You could either use a negative look-ahead or look-behind:
^(?!.*?bar).*
^(.(?<!bar))*?$
Or use just basics:
^(?:[^b]+|b(?:$|[^a]|a(?:$|[^r])))*$
These all match anything that does not contain bar
.
Unless performance is of utmost concern, it's often easier just to run your results through a second pass, skipping those that match the words you want to negate.
Regular expressions usually mean you're doing scripting or some sort of low-performance task anyway, so find a solution that is easy to read, easy to understand and easy to maintain.
If your language supports negative lookbehinds and/or negative lookaheads, you could do something like:
(?<!bar)foo # negative lookbehind
foo(?!bar) # negative lookahead
(?<!bar)foo(?!bar) # both together
EDIT: As I just realized, negative lookbehinds and lookaheads won't do it. You need positive ones:
UPDATE: improved regex:
^([^b]|b(?!ar)).*?(?=bar)|(?<=bar).+?(?=bar)|(?<=bar).+
Removed the last bit, as it caused more trouble than it solved (as it is now [ignoring the fact that I haven't yet fixed the repetition problem], you'll have to do a check to see if an all-non-matched string is either just a bunch of "bar"s or a string with no "bar"s).
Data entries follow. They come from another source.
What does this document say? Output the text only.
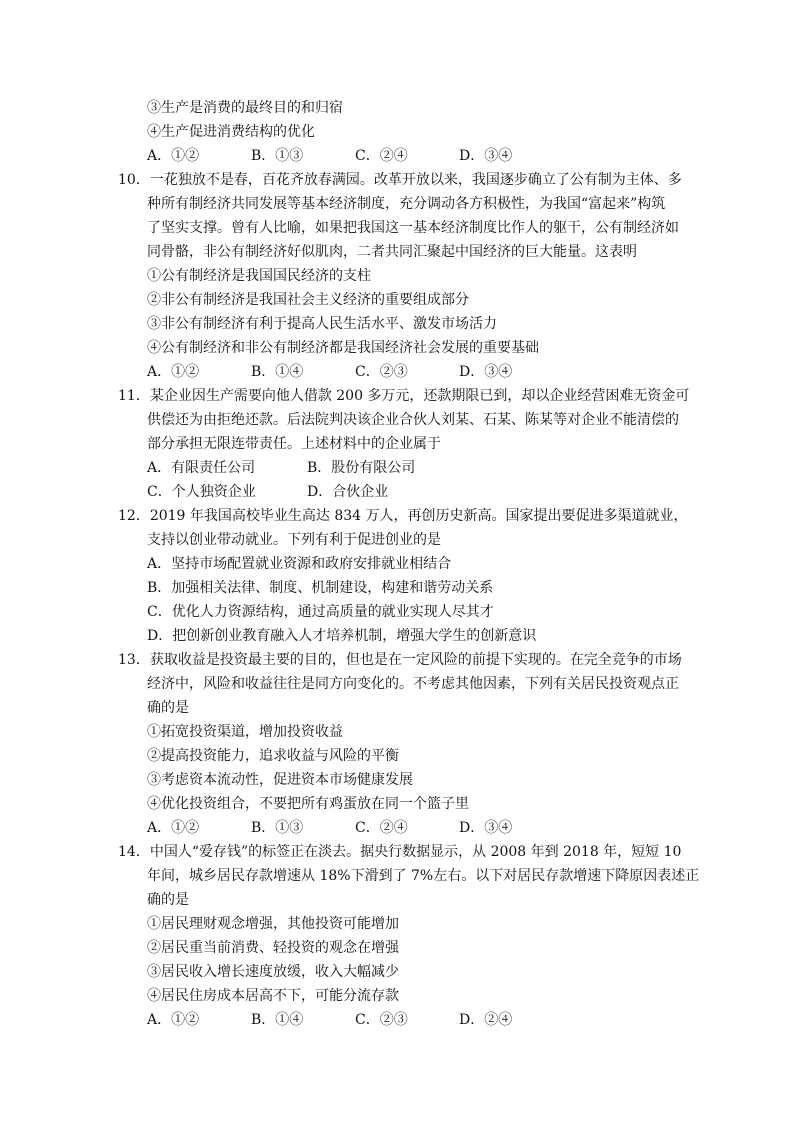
③生产是消费的最终目的和归宿
④生产促进消费结构的优化
A．①②	B．①③	C．②④	D．③④
10．一花独放不是春，百花齐放春满园。改革开放以来，我国逐步确立了公有制为主体、多
种所有制经济共同发展等基本经济制度，充分调动各方积极性，为我国“富起来”构筑
了坚实支撑。曾有人比喻，如果把我国这一基本经济制度比作人的躯干，公有制经济如
同骨骼，非公有制经济好似肌肉，二者共同汇聚起中国经济的巨大能量。这表明
①公有制经济是我国国民经济的支柱
②非公有制经济是我国社会主义经济的重要组成部分
③非公有制经济有利于提高人民生活水平、激发市场活力
④公有制经济和非公有制经济都是我国经济社会发展的重要基础
A．①②	B．①④	C．②③	D．③④
11．某企业因生产需要向他人借款 200 多万元，还款期限已到，却以企业经营困难无资金可
供偿还为由拒绝还款。后法院判决该企业合伙人刘某、石某、陈某等对企业不能清偿的
部分承担无限连带责任。上述材料中的企业属于
A．有限责任公司	B．股份有限公司
C．个人独资企业	D．合伙企业
12．2019 年我国高校毕业生高达 834 万人，再创历史新高。国家提出要促进多渠道就业，
支持以创业带动就业。下列有利于促进创业的是
A．坚持市场配置就业资源和政府安排就业相结合
B．加强相关法律、制度、机制建设，构建和谐劳动关系
C．优化人力资源结构，通过高质量的就业实现人尽其才
D．把创新创业教育融入人才培养机制，增强大学生的创新意识
13．获取收益是投资最主要的目的，但也是在一定风险的前提下实现的。在完全竞争的市场
经济中，风险和收益往往是同方向变化的。不考虑其他因素，下列有关居民投资观点正
确的是
①拓宽投资渠道，增加投资收益
②提高投资能力，追求收益与风险的平衡
③考虑资本流动性，促进资本市场健康发展
④优化投资组合，不要把所有鸡蛋放在同一个篮子里
A．①②	B．①③	C．②④	D．③④
14．中国人“爱存钱”的标签正在淡去。据央行数据显示，从 2008 年到 2018 年，短短 10
年间，城乡居民存款增速从 18%下滑到了 7%左右。以下对居民存款增速下降原因表述正
确的是
①居民理财观念增强，其他投资可能增加
②居民重当前消费、轻投资的观念在增强
③居民收入增长速度放缓，收入大幅减少
④居民住房成本居高不下，可能分流存款
A．①②	B．①④	C．②③	D．②④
Still working on when "bar" is repeated without anything in between. (Beginning-of-the-string problem has now been fixed.)
UPDATE 2: The following regex will do what you want, matching things properly; the only problem is that it matches individual characters (i.e. each match is a single character rather than all characters between two consecutive "bar"s), possibly resulting in a potential for high overhead if you're working with very long strings.
b(?!ar)|(?<!b)a|a(?!r)|(?<!ba)r|[^bar]
A great way to do this is to use negative lookahead:
^(?!.*bar).*$
Just thought of something else that could be done. It's very different from my first answer, as it doesn't use regular expressions, so I decided to make a second answer post.
Use your language of choice's split()
method equivalent on the string with the word to negate as the argument for what to split on. An example using Python:
>>> text = 'barbarasdbarbar 1234egb ar bar32 sdfbaraadf'
>>> text.split('bar')
['', '', 'asd', '', ' 1234egb ar ', '32 sdf', 'aadf']
The nice thing about doing it this way, in Python at least (I don't remember if the functionality would be the same in, say, Visual Basic or Java), is that it lets you know indirectly when "bar" was repeated in the string due to the fact that the empty strings between "bar"s are included in the list of results (though the empty string at the beginning is due to there being a "bar" at the beginning of the string). If you don't want that, you can simply remove the empty strings from the list.
I came across this forum thread while trying to identify a regex for the following English statement: "Given an input string, match everying unless this input string is exactly 'bar'; for example I want to match 'barrier' and 'disbar' as well as 'foo'."
Here's the regex I came up with
^(bar.+|(?!bar).*)$
My English translation of the regex is "match the string if it starts with 'bar' and it has at least one other character, or if the string does not start with 'bar'.